The effect of rising interest rates isn’t likely to start hitting car buyers until next year, says the NAB’s chief economist.
The National Australia Bank’s (NAB) chief economist says car buyers shouldn’t have to worry about the ripple effects of rising interest rates and home repayments until the first few months of next year.
Alan Oster, who has worked at NAB since 1992, believes most people are currently shielded from the full impact of rising rates.
Many still have fixed-rate home loans at lower rates, advanced on their housing repayments during the COVID-19 pandemic, or have a buffer in their budget.
This means there have been few signs of a credit crunch or a drop in demand for auto finance, even though the Reserve Bank has now raised interest rates for five straight months to lift the official spot rate at 2.35%.
“We believe they will start to have an impact from the end of this year or the beginning of 2023,” Oster said.

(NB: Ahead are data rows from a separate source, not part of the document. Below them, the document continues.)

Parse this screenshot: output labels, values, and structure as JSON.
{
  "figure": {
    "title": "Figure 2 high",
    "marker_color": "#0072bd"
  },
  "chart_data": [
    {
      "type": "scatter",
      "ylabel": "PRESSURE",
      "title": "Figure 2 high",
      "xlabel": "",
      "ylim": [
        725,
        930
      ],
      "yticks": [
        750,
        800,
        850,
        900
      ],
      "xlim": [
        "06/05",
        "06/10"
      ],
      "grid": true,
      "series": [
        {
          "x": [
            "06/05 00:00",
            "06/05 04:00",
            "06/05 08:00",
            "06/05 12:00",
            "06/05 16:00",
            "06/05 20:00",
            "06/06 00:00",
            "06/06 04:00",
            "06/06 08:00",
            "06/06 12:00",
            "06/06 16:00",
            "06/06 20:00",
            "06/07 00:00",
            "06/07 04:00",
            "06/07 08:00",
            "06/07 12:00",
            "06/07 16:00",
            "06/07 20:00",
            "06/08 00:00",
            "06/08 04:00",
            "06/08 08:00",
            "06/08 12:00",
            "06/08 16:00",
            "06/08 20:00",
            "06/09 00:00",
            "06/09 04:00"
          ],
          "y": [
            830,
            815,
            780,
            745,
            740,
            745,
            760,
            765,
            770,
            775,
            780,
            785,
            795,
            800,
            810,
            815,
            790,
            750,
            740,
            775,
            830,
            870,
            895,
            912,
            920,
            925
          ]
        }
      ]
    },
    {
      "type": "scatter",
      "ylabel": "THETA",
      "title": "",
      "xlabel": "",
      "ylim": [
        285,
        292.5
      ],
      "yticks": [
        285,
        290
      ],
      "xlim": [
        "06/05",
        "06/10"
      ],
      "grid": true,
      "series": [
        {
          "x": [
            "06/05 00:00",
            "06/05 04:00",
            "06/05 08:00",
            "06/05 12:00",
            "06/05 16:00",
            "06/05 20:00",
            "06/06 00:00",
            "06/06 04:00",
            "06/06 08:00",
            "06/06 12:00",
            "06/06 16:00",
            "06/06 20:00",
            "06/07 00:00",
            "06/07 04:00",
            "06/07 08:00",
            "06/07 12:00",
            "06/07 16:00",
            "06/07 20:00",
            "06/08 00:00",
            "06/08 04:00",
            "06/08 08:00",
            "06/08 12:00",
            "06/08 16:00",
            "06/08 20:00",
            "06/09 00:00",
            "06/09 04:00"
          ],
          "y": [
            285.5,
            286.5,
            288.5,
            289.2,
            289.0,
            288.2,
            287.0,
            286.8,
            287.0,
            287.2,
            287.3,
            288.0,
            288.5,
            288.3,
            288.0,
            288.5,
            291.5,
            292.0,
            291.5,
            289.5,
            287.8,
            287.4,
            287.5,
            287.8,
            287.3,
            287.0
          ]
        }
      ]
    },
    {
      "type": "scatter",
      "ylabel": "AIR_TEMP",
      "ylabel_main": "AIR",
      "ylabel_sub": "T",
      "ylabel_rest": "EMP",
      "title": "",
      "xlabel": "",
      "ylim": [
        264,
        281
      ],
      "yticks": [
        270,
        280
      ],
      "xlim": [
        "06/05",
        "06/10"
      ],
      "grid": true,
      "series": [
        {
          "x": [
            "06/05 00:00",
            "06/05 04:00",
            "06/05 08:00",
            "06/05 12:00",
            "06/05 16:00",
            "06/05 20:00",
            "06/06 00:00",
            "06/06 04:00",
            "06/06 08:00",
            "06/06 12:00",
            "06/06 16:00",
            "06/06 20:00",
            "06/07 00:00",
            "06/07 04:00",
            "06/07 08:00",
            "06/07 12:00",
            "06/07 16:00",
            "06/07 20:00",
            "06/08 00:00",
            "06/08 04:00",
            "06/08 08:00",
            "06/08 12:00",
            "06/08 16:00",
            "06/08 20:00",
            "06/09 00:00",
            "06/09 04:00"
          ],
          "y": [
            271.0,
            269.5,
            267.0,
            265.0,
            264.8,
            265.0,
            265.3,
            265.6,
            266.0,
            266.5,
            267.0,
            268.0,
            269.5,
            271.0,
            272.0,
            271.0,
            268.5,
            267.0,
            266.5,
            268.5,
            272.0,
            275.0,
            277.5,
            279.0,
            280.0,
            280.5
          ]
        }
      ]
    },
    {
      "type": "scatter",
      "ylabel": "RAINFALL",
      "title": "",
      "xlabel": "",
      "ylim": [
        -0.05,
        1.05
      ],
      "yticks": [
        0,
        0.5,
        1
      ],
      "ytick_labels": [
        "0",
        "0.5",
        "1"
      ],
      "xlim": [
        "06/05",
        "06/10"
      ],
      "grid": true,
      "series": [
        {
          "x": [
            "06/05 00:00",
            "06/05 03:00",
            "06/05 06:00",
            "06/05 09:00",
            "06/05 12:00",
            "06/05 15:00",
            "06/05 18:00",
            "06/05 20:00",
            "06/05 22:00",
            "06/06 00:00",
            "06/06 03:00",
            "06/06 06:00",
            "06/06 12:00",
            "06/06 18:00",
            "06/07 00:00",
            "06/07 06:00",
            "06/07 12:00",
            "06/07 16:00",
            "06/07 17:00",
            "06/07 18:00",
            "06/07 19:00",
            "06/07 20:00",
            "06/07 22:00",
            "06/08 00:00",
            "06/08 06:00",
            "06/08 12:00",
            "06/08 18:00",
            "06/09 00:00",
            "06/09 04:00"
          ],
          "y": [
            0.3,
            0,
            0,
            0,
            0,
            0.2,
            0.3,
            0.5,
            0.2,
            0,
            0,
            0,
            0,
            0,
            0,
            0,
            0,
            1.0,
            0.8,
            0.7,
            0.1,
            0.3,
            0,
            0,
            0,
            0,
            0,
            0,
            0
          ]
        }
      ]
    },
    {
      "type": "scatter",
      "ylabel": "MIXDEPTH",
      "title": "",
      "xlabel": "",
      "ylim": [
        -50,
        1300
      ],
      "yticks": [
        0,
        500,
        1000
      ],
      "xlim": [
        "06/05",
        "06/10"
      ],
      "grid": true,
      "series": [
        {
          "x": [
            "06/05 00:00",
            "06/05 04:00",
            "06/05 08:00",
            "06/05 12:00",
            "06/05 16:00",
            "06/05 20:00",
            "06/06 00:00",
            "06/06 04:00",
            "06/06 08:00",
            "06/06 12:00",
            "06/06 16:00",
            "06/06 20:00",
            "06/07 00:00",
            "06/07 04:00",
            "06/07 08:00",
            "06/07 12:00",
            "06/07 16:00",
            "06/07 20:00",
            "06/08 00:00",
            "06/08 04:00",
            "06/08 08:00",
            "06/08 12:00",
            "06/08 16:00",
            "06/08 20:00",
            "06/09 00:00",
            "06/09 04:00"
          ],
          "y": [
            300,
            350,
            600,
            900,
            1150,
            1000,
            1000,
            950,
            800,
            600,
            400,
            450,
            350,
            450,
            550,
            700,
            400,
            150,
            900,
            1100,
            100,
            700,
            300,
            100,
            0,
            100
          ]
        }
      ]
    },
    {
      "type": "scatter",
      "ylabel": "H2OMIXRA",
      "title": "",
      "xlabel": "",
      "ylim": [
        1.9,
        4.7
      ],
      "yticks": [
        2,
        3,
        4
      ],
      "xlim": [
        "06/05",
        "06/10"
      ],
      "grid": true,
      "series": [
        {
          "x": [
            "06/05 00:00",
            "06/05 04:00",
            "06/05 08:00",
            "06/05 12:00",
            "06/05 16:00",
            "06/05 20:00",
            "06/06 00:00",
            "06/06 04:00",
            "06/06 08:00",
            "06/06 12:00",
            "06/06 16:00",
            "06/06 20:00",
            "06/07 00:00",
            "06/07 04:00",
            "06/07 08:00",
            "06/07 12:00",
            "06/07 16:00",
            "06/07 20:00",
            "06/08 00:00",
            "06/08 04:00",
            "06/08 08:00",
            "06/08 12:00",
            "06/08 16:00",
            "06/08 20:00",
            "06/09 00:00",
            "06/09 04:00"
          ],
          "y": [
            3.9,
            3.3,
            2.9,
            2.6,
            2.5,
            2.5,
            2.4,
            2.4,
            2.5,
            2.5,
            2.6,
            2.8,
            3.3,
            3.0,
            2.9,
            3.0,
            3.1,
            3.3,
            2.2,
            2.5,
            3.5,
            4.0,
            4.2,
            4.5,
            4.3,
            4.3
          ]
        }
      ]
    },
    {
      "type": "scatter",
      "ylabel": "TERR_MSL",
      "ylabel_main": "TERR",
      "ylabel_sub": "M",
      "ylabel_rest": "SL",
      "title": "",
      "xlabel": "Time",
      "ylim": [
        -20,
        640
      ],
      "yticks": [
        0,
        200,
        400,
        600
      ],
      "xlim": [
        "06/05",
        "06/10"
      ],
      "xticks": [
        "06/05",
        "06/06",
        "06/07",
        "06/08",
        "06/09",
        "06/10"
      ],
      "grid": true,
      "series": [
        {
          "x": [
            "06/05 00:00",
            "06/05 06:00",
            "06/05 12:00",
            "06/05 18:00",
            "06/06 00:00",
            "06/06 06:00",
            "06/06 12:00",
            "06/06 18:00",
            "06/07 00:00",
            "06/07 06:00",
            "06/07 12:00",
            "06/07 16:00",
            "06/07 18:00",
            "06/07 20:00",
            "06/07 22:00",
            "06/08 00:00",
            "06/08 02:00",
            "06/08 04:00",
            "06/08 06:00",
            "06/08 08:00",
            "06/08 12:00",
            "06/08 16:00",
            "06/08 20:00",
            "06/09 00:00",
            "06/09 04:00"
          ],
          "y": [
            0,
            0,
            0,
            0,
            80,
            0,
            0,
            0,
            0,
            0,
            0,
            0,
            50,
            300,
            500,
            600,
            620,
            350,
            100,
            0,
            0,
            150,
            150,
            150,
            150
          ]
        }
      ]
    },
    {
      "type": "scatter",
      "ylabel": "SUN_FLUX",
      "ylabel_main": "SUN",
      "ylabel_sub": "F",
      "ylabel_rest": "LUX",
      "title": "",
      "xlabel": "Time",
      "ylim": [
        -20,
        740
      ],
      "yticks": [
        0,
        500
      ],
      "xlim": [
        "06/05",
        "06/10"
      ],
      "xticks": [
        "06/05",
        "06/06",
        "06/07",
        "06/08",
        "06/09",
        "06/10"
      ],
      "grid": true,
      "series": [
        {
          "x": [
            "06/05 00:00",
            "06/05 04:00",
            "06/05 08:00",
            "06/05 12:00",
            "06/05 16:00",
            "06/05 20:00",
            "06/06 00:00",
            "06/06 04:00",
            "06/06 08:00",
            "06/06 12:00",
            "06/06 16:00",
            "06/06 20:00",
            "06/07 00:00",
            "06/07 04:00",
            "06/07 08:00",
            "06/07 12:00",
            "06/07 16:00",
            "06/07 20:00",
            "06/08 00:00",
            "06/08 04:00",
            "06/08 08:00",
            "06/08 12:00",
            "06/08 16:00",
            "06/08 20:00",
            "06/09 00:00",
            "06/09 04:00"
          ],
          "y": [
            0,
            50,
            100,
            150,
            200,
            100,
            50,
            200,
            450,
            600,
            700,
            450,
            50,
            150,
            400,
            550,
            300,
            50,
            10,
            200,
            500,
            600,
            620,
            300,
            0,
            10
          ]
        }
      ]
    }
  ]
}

Conduct.
“That, however, seems a little off – given the delays in rate hikes and people paying more (on home loans).”
He said a combination of factors were expected to affect car finance in 2023, from the default rate on bank loans to falling home values following the COVID price spike in many parts of Australia.
Some people may also find that the amount they can borrow will decrease, depending on factors such as their household net worth and their ability to “insure” repayments.
“I guess overall things will get tougher for consumers in 2023 than they are today,” Oster said.
“So the picture is quite complex. But, again, not a disaster.
Mr Oster said the NAB believes the full impact of the rate hikes will be felt in the second half of next year.
“Major deployments are from mid-2023. Many studies show great success – and especially cars,” he said.
“Right now, however, defaults generally in personal banking, and more generally, are very, very low and we don’t see much happening.”
He thinks the overall impact of housing finance will have the biggest ripple effect on auto purchases.
“Obviously cars will be affected as consumers start to have to pay more to pay higher fares and therefore reduce discretionary spending,” he said.
“Another thought is the impact on perceived wealth of house prices. We have a combined decline in house prices of around 20% between 2022 and 2023.”